Desde hace dos años, mi madre me llama siempre a principios de mes.
La misma frase, el mismo tono suave:
— Hijo, ¿podrías enviarme 100 euros? La pensión no me llega…
Y yo se los envío. Sin preguntar.
Trabajo en una empresa de software en Madrid, gano bien, y 100 euros no cambian mi vida.
Para ella, que vive sola en Toledo desde que murió mi padre, puede significar que no tenga que elegir entre pagar la luz o comprar comida.
Pero ayer recibí una llamada que me dejó helado.
Era Doña Carmen, su vecina.
— Daniel, perdona que te moleste… pero hay algo que debes saber sobre tu madre.
Se me encogió el pecho.
— ¿Está enferma?
— No, no es eso. Pero… ¿puedes venir hoy? Es mejor que lo veas tú mismo.
No lo dudé. Cogí el coche y fui directo a Toledo.
Durante todo el camino solo pensaba en tragedias: cáncer, deudas, Alzheimer…

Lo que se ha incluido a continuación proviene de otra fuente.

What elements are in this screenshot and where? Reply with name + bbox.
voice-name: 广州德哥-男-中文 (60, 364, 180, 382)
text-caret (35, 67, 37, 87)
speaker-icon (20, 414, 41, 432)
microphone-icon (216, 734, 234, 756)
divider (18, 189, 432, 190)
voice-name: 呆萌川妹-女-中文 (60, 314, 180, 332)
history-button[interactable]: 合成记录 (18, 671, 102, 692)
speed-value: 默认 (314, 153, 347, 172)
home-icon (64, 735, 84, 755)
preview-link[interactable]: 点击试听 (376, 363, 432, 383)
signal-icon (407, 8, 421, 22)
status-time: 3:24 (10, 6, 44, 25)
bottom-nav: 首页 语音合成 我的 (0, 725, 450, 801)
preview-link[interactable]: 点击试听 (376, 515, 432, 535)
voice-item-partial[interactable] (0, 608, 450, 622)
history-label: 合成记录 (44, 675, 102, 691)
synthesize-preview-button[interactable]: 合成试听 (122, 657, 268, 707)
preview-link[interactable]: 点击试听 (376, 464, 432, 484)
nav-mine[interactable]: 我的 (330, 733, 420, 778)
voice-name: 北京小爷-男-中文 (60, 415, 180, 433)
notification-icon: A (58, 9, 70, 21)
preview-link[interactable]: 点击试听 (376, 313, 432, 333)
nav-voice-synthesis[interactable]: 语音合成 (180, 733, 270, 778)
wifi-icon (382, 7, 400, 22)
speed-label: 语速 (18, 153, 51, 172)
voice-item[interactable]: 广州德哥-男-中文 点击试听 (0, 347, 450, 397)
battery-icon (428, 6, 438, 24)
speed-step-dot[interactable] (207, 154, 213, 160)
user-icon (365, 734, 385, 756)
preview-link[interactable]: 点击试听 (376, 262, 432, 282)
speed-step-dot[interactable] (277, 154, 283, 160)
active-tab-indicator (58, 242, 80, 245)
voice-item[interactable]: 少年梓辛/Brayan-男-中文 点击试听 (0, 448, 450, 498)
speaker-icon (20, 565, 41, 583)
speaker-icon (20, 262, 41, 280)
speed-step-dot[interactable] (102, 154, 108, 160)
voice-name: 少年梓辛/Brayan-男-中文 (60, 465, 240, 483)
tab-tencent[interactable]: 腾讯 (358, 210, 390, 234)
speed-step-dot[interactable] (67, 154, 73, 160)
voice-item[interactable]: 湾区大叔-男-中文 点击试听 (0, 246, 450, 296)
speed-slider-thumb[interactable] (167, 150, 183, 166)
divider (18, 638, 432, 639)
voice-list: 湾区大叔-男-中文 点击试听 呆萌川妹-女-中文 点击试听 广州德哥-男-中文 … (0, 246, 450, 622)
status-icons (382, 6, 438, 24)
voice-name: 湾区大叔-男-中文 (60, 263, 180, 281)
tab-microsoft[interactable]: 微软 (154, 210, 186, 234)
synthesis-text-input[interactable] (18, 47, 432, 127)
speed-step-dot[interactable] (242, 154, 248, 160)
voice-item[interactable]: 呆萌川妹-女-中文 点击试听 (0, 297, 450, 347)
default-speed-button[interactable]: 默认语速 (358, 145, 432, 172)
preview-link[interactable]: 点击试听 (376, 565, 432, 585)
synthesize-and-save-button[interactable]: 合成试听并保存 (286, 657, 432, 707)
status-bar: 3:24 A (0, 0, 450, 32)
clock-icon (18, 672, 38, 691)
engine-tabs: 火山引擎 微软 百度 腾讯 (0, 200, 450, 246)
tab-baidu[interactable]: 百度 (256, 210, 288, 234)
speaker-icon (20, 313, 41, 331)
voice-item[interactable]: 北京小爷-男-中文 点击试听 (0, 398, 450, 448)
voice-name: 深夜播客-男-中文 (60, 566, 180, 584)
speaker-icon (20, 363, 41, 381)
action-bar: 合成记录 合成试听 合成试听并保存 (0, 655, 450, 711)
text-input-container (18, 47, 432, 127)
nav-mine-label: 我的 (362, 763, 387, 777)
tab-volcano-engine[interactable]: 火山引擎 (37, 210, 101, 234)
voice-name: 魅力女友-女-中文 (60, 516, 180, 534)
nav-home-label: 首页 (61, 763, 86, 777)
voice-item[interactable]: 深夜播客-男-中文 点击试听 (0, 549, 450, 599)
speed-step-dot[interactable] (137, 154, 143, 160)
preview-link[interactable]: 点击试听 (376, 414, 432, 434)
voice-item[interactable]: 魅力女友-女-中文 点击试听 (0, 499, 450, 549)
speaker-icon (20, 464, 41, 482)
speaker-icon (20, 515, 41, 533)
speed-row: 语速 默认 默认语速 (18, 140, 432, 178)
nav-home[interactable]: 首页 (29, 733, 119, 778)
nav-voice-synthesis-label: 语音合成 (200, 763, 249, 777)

Llegué a las dos de la tarde.
Doña Carmen me esperaba delante del portal.
— Vente conmigo. Cada jueves, sobre las 14:30, tu madre sale de casa. Hoy vas a ver a dónde va.
Nos sentamos en un banco frente al bloque.
A las 14:35 mi madre salió.
Llevaba su abrigo “bueno”, el que usa solo para misa.
En las manos, dos bolsas pesadas.
Intenté llamarla, pero Doña Carmen me frenó.
— No, por favor. Síguela.

Caminamos detrás de ella unas cuantas calles, hasta una zona más humilde en las afueras.
Casas viejas, muros desconchados, patios descuidados.
Ella se detuvo frente a una casita con la puerta medio rota.
Llamó.
Abrió una mujer joven, con la cara agotada.
Detrás de ella, dos niños pequeños.
Mi madre le entregó las bolsas.
La mujer rompió a llorar y la abrazó.
— ¿Quién es? — pregunté en voz baja.